LISTEN TO ME READ MY BOOKS
Deborah Levy
Levy Plays 1  
 

Preface from Levy: Plays 1

In my earliest twenties, I think I believed that theatre could change the world. Later, I discovered that my true interest in the theatre was that it was a place to connect with discomfort rather than prescriptions for how we might live. It took me a while to understand that when theatre uses all the languages that make it a unique form to write for (text, sound, design, lights, the spaces between actors, film and video), it is a place to make visual poetry, a place to show the human nervous system in a state of disquiet - in fact, to show some quite odd behaviour.

The early plays in this anthology, which I have titled 'Cold Wars', deal fairly surreally with aspects of the twentieth century - its holocausts and utopias and shattered dreams. It's strange now to think that I was so young, 23 years old, and felt so deeply about the very real possibility of nuclear war. I hope that future generations reading Pax and Clam will not have that same sense of urgency again.
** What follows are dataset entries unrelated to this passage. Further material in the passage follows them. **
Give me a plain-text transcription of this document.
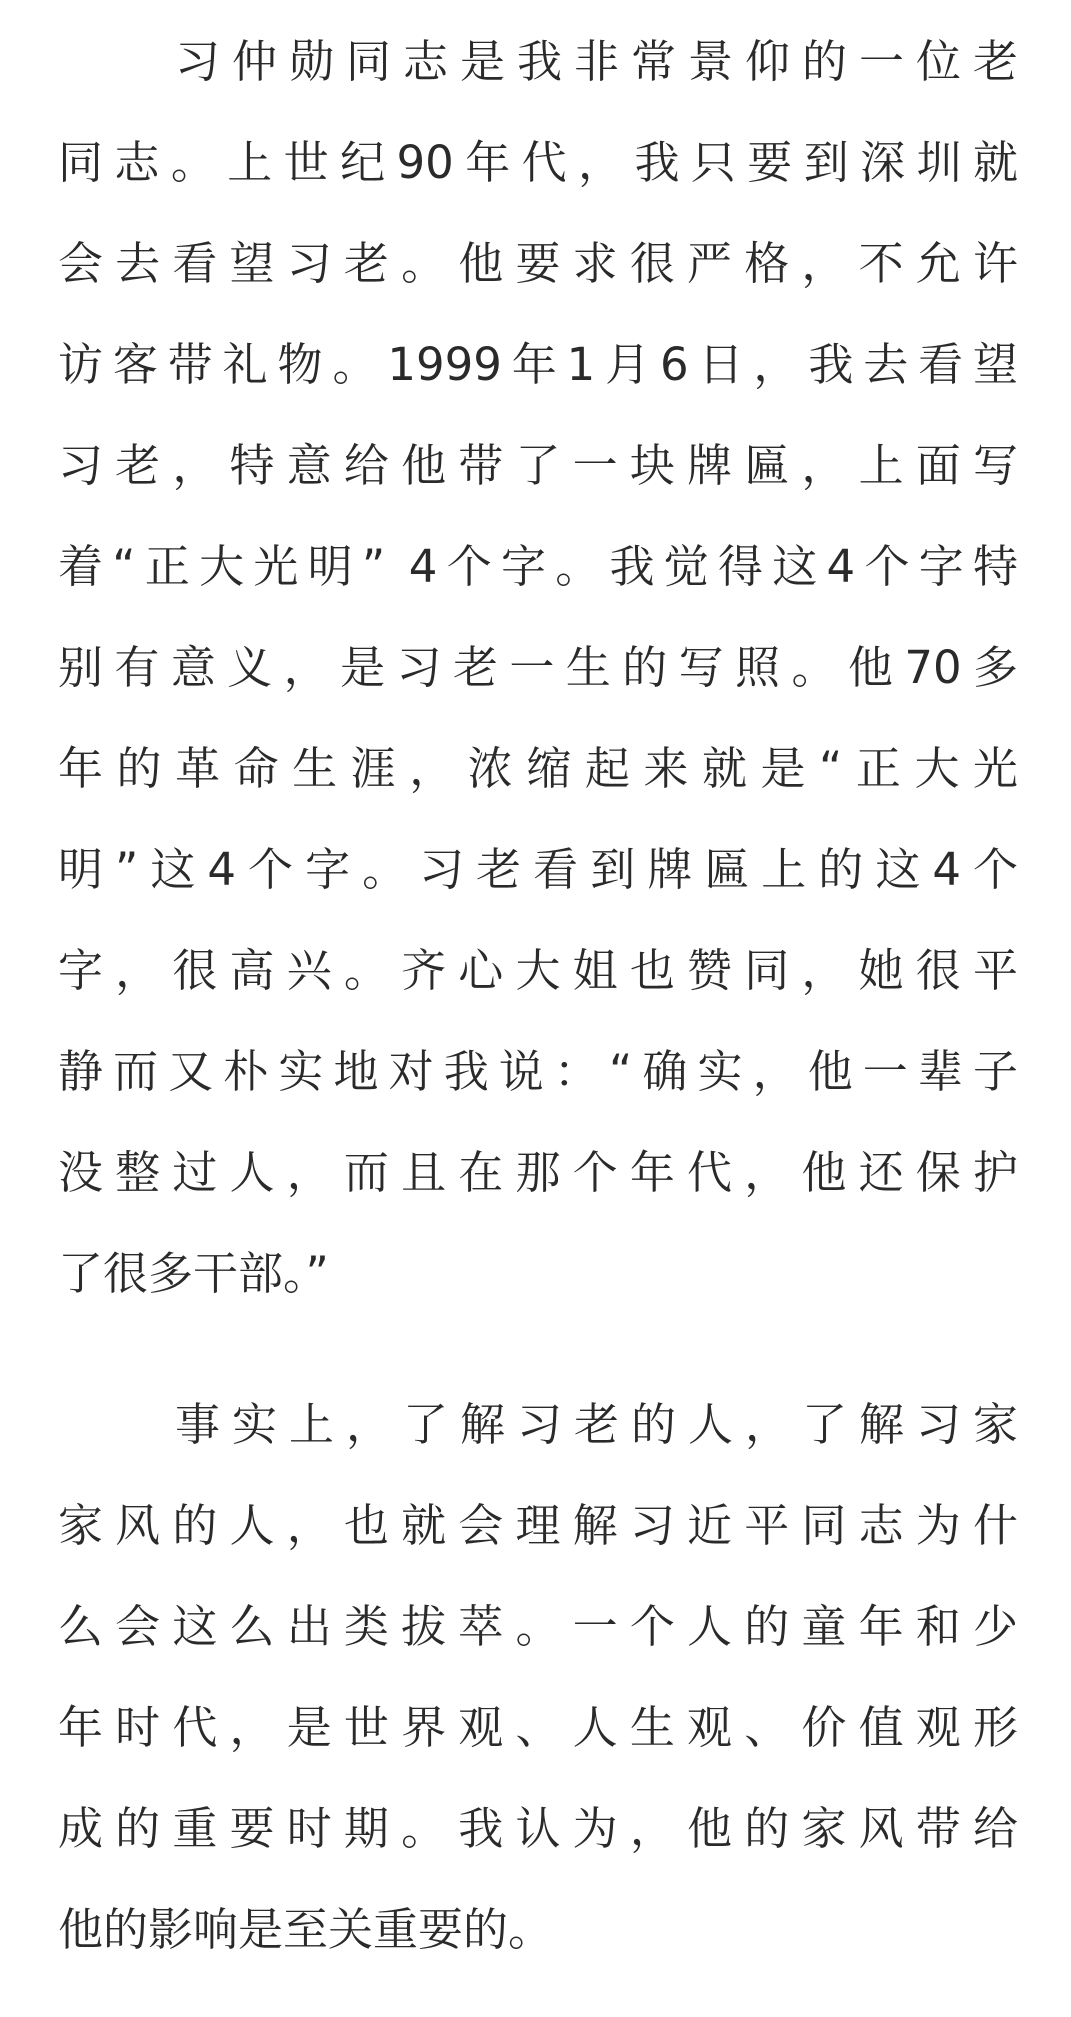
习仲勋同志是我非常景仰的一位老

同志。上世纪90年代，我只要到深圳就

会去看望习老。他要求很严格，不允许

访客带礼物。1999年1月6日，我去看望

习老，特意给他带了一块牌匾，上面写

着“正大光明” 4个字。我觉得这4个字特

别有意义，是习老一生的写照。他70多

年的革命生涯，浓缩起来就是“正大光

明”这4个字。习老看到牌匾上的这4个

字，很高兴。齐心大姐也赞同，她很平

静而又朴实地对我说：“确实，他一辈子

没整过人，而且在那个年代，他还保护

了很多干部。”

事实上，了解习老的人，了解习家

家风的人，也就会理解习近平同志为什

么会这么出类拔萃。一个人的童年和少

年时代，是世界观、人生观、价值观形

成的重要时期。我认为，他的家风带给

他的影响是至关重要的。
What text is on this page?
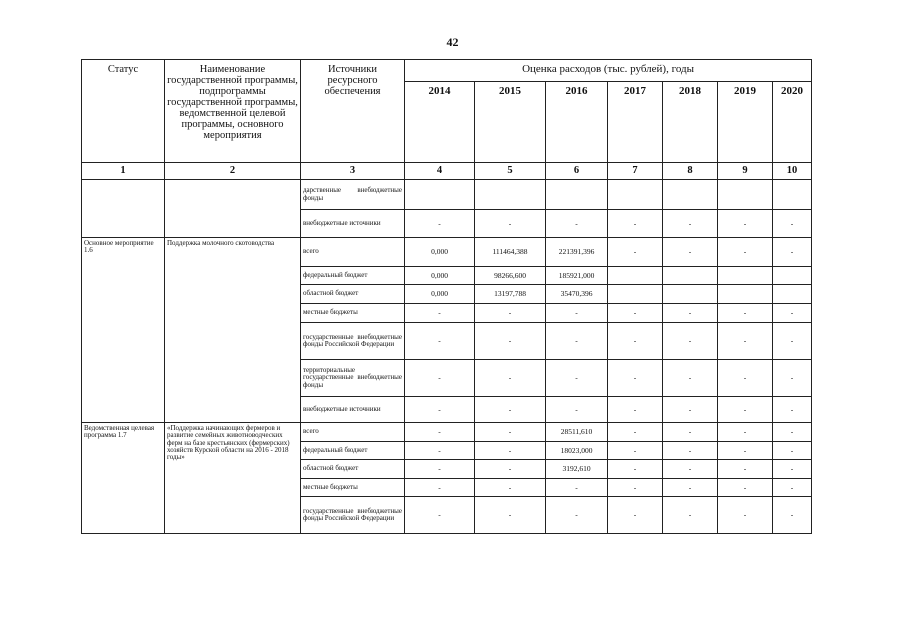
42
Статус	Наименование государственной программы, подпрограммы государственной программы, ведомственной целевой программы, основного мероприятия	Источники ресурсного обеспечения	Оценка расходов (тыс. рублей), годы						
			2014	2015	2016	2017	2018	2019	2020
1	2	3	4	5	6	7	8	9	10
		дарственные внебюджетные фонды							
		внебюджетные источники	-	-	-	-	-	-	-
Основное мероприятие 1.6	Поддержка молочного скотоводства	всего	0,000	111464,388	221391,396	-	-	-	-
		федеральный бюджет	0,000	98266,600	185921,000				
		областной бюджет	0,000	13197,788	35470,396				
		местные бюджеты	-	-	-	-	-	-	-
		государственные внебюджетные фонды Российской Федерации	-	-	-	-	-	-	-
		территориальные государственные внебюджетные фонды	-	-	-	-	-	-	-
		внебюджетные источники	-	-	-	-	-	-	-
Ведомственная целевая программа 1.7	«Поддержка начинающих фермеров и развитие семейных животноводческих ферм на базе крестьянских (фермерских) хозяйств Курской области на 2016 - 2018 годы»	всего	-	-	28511,610	-	-	-	-
		федеральный бюджет	-	-	18023,000	-	-	-	-
		областной бюджет	-	-	3192,610	-	-	-	-
		местные бюджеты	-	-	-	-	-	-	-
		государственные внебюджетные фонды Российской Федерации	-	-	-	-	-	-	-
Pushing the Prince into Denmark, The B File and Honey Baby reflect my interest in turbulent, hybrid cultural and sexual identities. The theatre is an excellent place to explore how we (and particularly women) perform ourselves. Written in the 1990s, they echo much postmodern thinking, with its emphasis on fractured histories and geographies and its liberation from having to be authentic, whole and healed. This was very useful to me, as was theoretical writing that explored similar themes at the time by Julie Kristeva, Hclene Cixous, Homi. K. Bhabha, Stuart Hall, Edward Said. I have rounded up these plays and pushed them under the sub-heading, 'Post-Modern Knots: Identity'.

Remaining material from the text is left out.